Le fait que ce soit la section marseillaise de l’IGPN qui ait été saisie et non une antenne délocalisée (comme celle de Paris ou de Lyon) a-t-il accentué ce manque d’empressement à identifier les responsables ? Pour rappel, c’est déjà à Marseille que tout a été fait pour que le policier ayant causé la mort de Zineb Redouane le 1er décembre 2018, une semaine avant le drame de Maria, ne soit jamais identifié (à lire ici).
Dans le cas de Maria, l’autoprotection des policiers a commencé par une obstruction. La jeune femme de 19 ans se serait d’abord vu opposer deux refus de dépôt de plainte dans deux commissariats en décembre, à sa sortie de l’hôpital. Elle n’a pu le faire qu’en avril. (voir et entendre ici son récit complet).
L’IGPN est alors saisie. Mais près de cinq mois après les faits, les images de vidéosurveillance de la ville ont été écrasées selon les délais d’usage, de même que les écoutes des échanges radio de la police (Acropol), qui sont, elles, conservées deux mois. (...)
Le problème est que d’autres preuves, qui auraient pu être exploitées par la justice, ont disparu : le précieux rapport informatique faisant état de l’ensemble des mouvements et des interventions des policiers la journée du 8 décembre a été tronqué entre 14 h 37 et 23 h 21. Plus un mot de disponible.
Auditionnée sur ce dysfonctionnement majeur, la fonctionnaire en charge de ce logiciel policier nommé Pegase, n’en revient pas : « C’est particulièrement étonnant. Cela fait deux ans que je suis au CIC [centre d’information et de commandement – ndlr] et c’est la première fois que je vois une fiche avec un tel défaut. Je ne suis jamais tombée sur une fiche qui présentait un tel “trou” dans les commentaires ». Selon cette fonctionnaire, il ne peut en aucun cas s’agir d’un bug informatique. Seulement d’une intervention humaine. (...)
D’autres dysfonctionnements apparaissent vite. Alors que Maria a reçu un tir de LBD dans la cuisse, Philippe Combaz, le commissaire divisionnaire, qui supervise les opérations sur le terrain, concède n’avoir « peut-être même pas fait de sommations » ce samedi 8 décembre. Selon le code de la sécurité intérieure (ici et là) et le code pénal, il lui incombe pourtant impérativement de le faire avant que la force ne soit employée. Seule exception, si les policiers sont violemment attaqués et en danger – cas de figure qu’exclut la vidéo de Maria (...)

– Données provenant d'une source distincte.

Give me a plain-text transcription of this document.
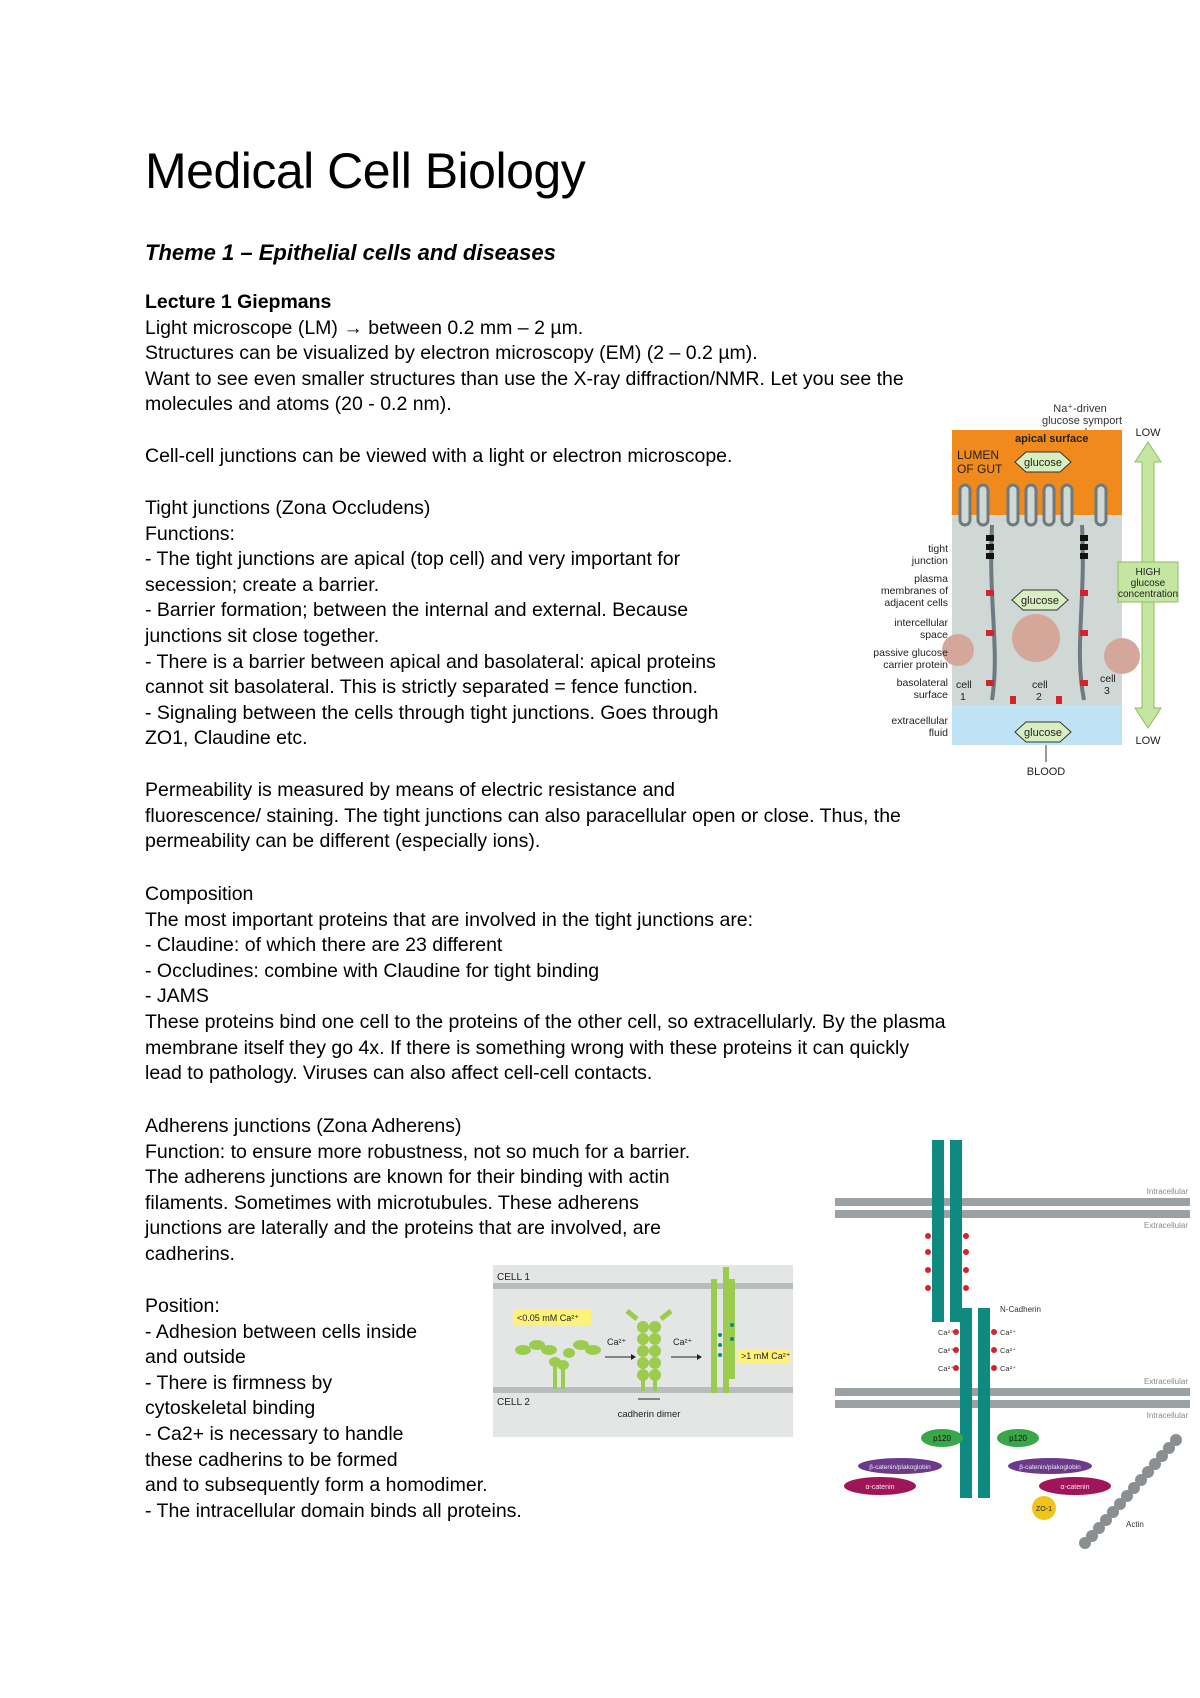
Medical Cell Biology
Theme 1 – Epithelial cells and diseases

Lecture 1 Giepmans

Light microscope (LM) → between 0.2 mm – 2 µm.

Structures can be visualized by electron microscopy (EM) (2 – 0.2 µm).

Want to see even smaller structures than use the X-ray diffraction/NMR. Let you see the

molecules and atoms (20 - 0.2 nm).

Cell-cell junctions can be viewed with a light or electron microscope.

Tight junctions (Zona Occludens)

Functions:

- The tight junctions are apical (top cell) and very important for

secession; create a barrier.

- Barrier formation; between the internal and external. Because

junctions sit close together.

- There is a barrier between apical and basolateral: apical proteins

cannot sit basolateral. This is strictly separated = fence function.

- Signaling between the cells through tight junctions. Goes through

ZO1, Claudine etc.

Permeability is measured by means of electric resistance and

fluorescence/ staining. The tight junctions can also paracellular open or close. Thus, the

permeability can be different (especially ions).

Composition

The most important proteins that are involved in the tight junctions are:

- Claudine: of which there are 23 different

- Occludines: combine with Claudine for tight binding

- JAMS

These proteins bind one cell to the proteins of the other cell, so extracellularly. By the plasma

membrane itself they go 4x. If there is something wrong with these proteins it can quickly

lead to pathology. Viruses can also affect cell-cell contacts.

Adherens junctions (Zona Adherens)

Function: to ensure more robustness, not so much for a barrier.

The adherens junctions are known for their binding with actin

filaments. Sometimes with microtubules. These adherens

junctions are laterally and the proteins that are involved, are

cadherins.

Position:

- Adhesion between cells inside

and outside

- There is firmness by

cytoskeletal binding

- Ca2+ is necessary to handle

these cadherins to be formed

and to subsequently form a homodimer.

- The intracellular domain binds all proteins.

Na⁺-driven
glucose symport
apical surface
LUMEN
OF GUT glucose
glucose
glucose
BLOOD
tight
junction
plasma
membranes of
adjacent cells
intercellular
space
passive glucose
carrier protein
basolateral
surface
extracellular
fluid
cell
1
cell
2
cell
3
LOW
LOW
HIGH
glucose
concentration
CELL 1
CELL 2
<0.05 mM Ca²⁺
Ca²⁺	Ca²⁺
>1 mM Ca²⁺
cadherin dimer
Intracellular
Extracellular
Extracellular
Intracellular
N-Cadherin
Ca²⁺
Ca²⁺
Ca²⁺
Ca²⁺
Ca²⁺
Ca²⁺
p120	p120
β-catenin/plakoglobin	β-catenin/plakoglobin
α-catenin	α-catenin
ZO-1
Actin
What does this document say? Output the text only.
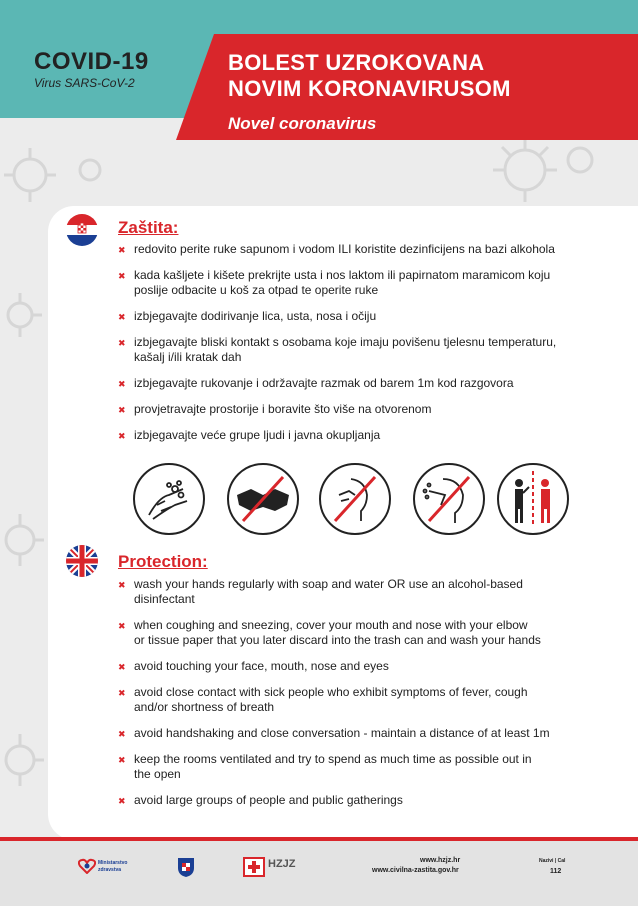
COVID-19
Virus SARS-CoV-2
BOLEST UZROKOVANA
NOVIM KORONAVIRUSOM
Novel coronavirus
Zaštita:
✖ redovito perite ruke sapunom i vodom ILI koristite dezinficijens na bazi alkohola
✖ kada kašljete i kišete prekrijte usta i nos laktom ili papirnatom maramicom koju
poslije odbacite u koš za otpad te operite ruke
✖ izbjegavajte dodirivanje lica, usta, nosa i očiju
✖ izbjegavajte bliski kontakt s osobama koje imaju povišenu tjelesnu temperaturu,
kašalj i/ili kratak dah
✖ izbjegavajte rukovanje i održavajte razmak od barem 1m kod razgovora
✖ provjetravajte prostorije i boravite što više na otvorenom
✖ izbjegavajte veće grupe ljudi i javna okupljanja
Protection:
✖ wash your hands regularly with soap and water OR use an alcohol-based
disinfectant
✖ when coughing and sneezing, cover your mouth and nose with your elbow
or tissue paper that you later discard into the trash can and wash your hands
✖ avoid touching your face, mouth, nose and eyes
✖ avoid close contact with sick people who exhibit symptoms of fever, cough
and/or shortness of breath
✖ avoid handshaking and close conversation - maintain a distance of at least 1m
✖ keep the rooms ventilated and try to spend as much time as possible out in
the open
✖ avoid large groups of people and public gatherings
Ministarstvo
zdravstva	HZJZ	www.hzjz.hr
www.civilna-zastita.gov.hr
Nazivi | Cal
112
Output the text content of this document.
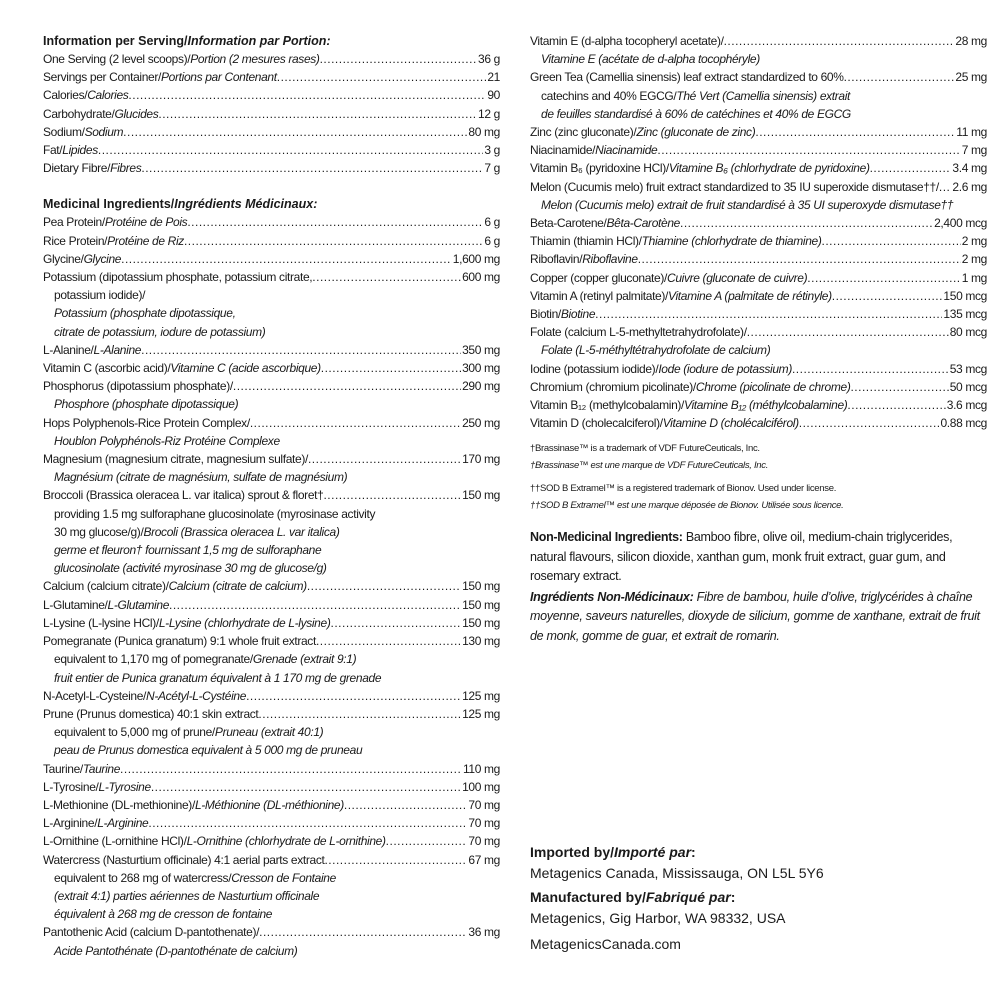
Information per Serving/Information par Portion:
One Serving (2 level scoops)/Portion (2 mesures rases) .....	36 g
Servings per Container/Portions par Contenant .....	21
Calories/Calories .....	90
Carbohydrate/Glucides .....	12 g
Sodium/Sodium .....	80 mg
Fat/Lipides .....	3 g
Dietary Fibre/Fibres .....	7 g
Medicinal Ingredients/Ingrédients Médicinaux:
Pea Protein/Protéine de Pois .....	6 g
Rice Protein/Protéine de Riz .....	6 g
Glycine/Glycine .....	1,600 mg
Potassium (dipotassium phosphate, potassium citrate, .....	600 mg
potassium iodide)/
Potassium (phosphate dipotassique,
citrate de potassium, iodure de potassium)
L-Alanine/L-Alanine .....	350 mg
Vitamin C (ascorbic acid)/Vitamine C (acide ascorbique) .....	300 mg
Phosphorus (dipotassium phosphate)/ .....	290 mg
Phosphore (phosphate dipotassique)
Hops Polyphenols-Rice Protein Complex/ .....	250 mg
Houblon Polyphénols-Riz Protéine Complexe
Magnesium (magnesium citrate, magnesium sulfate)/ .....	170 mg
Magnésium (citrate de magnésium, sulfate de magnésium)
Broccoli (Brassica oleracea L. var italica) sprout & floret† .....	150 mg
providing 1.5 mg sulforaphane glucosinolate (myrosinase activity
30 mg glucose/g)/Brocoli (Brassica oleracea L. var italica)
germe et fleuron† fournissant 1,5 mg de sulforaphane
glucosinolate (activité myrosinase 30 mg de glucose/g)
Calcium (calcium citrate)/Calcium (citrate de calcium) .....	150 mg
L-Glutamine/L-Glutamine .....	150 mg
L-Lysine (L-lysine HCl)/L-Lysine (chlorhydrate de L-lysine) .....	150 mg
Pomegranate (Punica granatum) 9:1 whole fruit extract .....	130 mg
equivalent to 1,170 mg of pomegranate/Grenade (extrait 9:1)
fruit entier de Punica granatum équivalent à 1 170 mg de grenade
N-Acetyl-L-Cysteine/N-Acétyl-L-Cystéine .....	125 mg
Prune (Prunus domestica) 40:1 skin extract .....	125 mg
equivalent to 5,000 mg of prune/Pruneau (extrait 40:1)
peau de Prunus domestica equivalent à 5 000 mg de pruneau
Taurine/Taurine .....	110 mg
L-Tyrosine/L-Tyrosine .....	100 mg
L-Methionine (DL-methionine)/L-Méthionine (DL-méthionine) .....	70 mg
L-Arginine/L-Arginine .....	70 mg
L-Ornithine (L-ornithine HCl)/L-Ornithine (chlorhydrate de L-ornithine) .....	70 mg
Watercress (Nasturtium officinale) 4:1 aerial parts extract .....	67 mg
equivalent to 268 mg of watercress/Cresson de Fontaine
(extrait 4:1) parties aériennes de Nasturtium officinale
équivalent à 268 mg de cresson de fontaine
Pantothenic Acid (calcium D-pantothenate)/ .....	36 mg
Acide Pantothénate (D-pantothénate de calcium)
Vitamin E (d-alpha tocopheryl acetate)/ .....	28 mg
Vitamine E (acétate de d-alpha tocophéryle)
Green Tea (Camellia sinensis) leaf extract standardized to 60% .....	25 mg
catechins and 40% EGCG/Thé Vert (Camellia sinensis) extrait
de feuilles standardisé à 60% de catéchines et 40% de EGCG
Zinc (zinc gluconate)/Zinc (gluconate de zinc) .....	11 mg
Niacinamide/Niacinamide .....	7 mg
Vitamin B₆ (pyridoxine HCl)/Vitamine B₆ (chlorhydrate de pyridoxine) .....	3.4 mg
Melon (Cucumis melo) fruit extract standardized to 35 IU superoxide dismutase††/ ..... 2.6 mg
Melon (Cucumis melo) extrait de fruit standardisé à 35 UI superoxyde dismutase††
Beta-Carotene/Bêta-Carotène .....	2,400 mcg
Thiamin (thiamin HCl)/Thiamine (chlorhydrate de thiamine) .....	2 mg
Riboflavin/Riboflavine .....	2 mg
Copper (copper gluconate)/Cuivre (gluconate de cuivre) .....	1 mg
Vitamin A (retinyl palmitate)/Vitamine A (palmitate de rétinyle) .....	150 mcg
Biotin/Biotine .....	135 mcg
Folate (calcium L-5-methyltetrahydrofolate)/ .....	80 mcg
Folate (L-5-méthyltétrahydrofolate de calcium)
Iodine (potassium iodide)/Iode (iodure de potassium) .....	53 mcg
Chromium (chromium picolinate)/Chrome (picolinate de chrome) .....	50 mcg
Vitamin B₁₂ (methylcobalamin)/Vitamine B₁₂ (méthylcobalamine) .....	3.6 mcg
Vitamin D (cholecalciferol)/Vitamine D (cholécalciférol) .....	0.88 mcg
†Brassinase™ is a trademark of VDF FutureCeuticals, Inc.
†Brassinase™ est une marque de VDF FutureCeuticals, Inc.
††SOD B Extramel™ is a registered trademark of Bionov. Used under license.
††SOD B Extramel™ est une marque déposée de Bionov. Utilisée sous licence.
Non-Medicinal Ingredients: Bamboo fibre, olive oil, medium-chain triglycerides, natural flavours, silicon dioxide, xanthan gum, monk fruit extract, guar gum, and rosemary extract.
Ingrédients Non-Médicinaux: Fibre de bambou, huile d’olive, triglycérides à chaîne moyenne, saveurs naturelles, dioxyde de silicium, gomme de xanthane, extrait de fruit de monk, gomme de guar, et extrait de romarin.
Imported by/Importé par:
Metagenics Canada, Mississauga, ON L5L 5Y6
Manufactured by/Fabriqué par:
Metagenics, Gig Harbor, WA 98332, USA
MetagenicsCanada.com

Au cours des auditions, les responsables de police disculpent les agents placés directement sous leur commandement. (...)
Une partie des difficultés est là : certains des policiers ont sciemment masqué leur visage et ne portaient aucun signe indiquant leur appartenance à la police comme les y oblige pourtant le Règlement général d’emploi (RGE) de la police nationale.
Faire porter la responsabilité aux « compagnies de marche » est dès lors pratique pour la haute hiérarchie policière.
Loin de les disculper, les principaux chefs d’unité répondent souvent « je ne sais pas ». (...)
L’IGPN identifie formellement le premier policier le 11 juillet, mais dès le lendemain, l’arrêt maladie de ce policier, qui avait débuté le 5 juillet, est prolongé. Les enquêteurs décident d’aller chez lui pour une perquisition. Mais lorsqu’ils arrivent à son domicile, situé à 150 km de Marseille, ils trouvent porte close : l’intéressé est parti en vacances en Lozère dans sa résidence secondaire, à quelques kilomètres de là. L’IGPN ne poursuit pas plus loin. (...)
Au terme de l’enquête préliminaire ouverte le 30 avril pour « violences aggravées par personnes dépositaires de l’autorité publique, en réunion, avec arme », le procureur de la République de Marseille a requis, le 25 juillet, l’ouverture d’une information judiciaire pour que soit saisi un juge d’instruction. Cette instruction a aussi été ouverte pour « non-assistance à personne en danger » et « violences aggravées ».
Brice Grazzini, l’avocat de Maria, n’est pas rassuré pour autant. Il souhaite que les investigations ne soient plus menées par l’IGPN. (...)
Des sanctions peut-être ? Le chef d’état-major Jean-Marc Luca, principal responsable de ce dispositif, en salle de commandement au moment des faits, a bien connu une évolution de carrière au cours de l’enquête. Mais pas celle qu’on aurait pu imaginer. Il a été promu directeur départemental de la sécurité publique du Vaucluse, le lundi 3 juin, en cours d’enquête.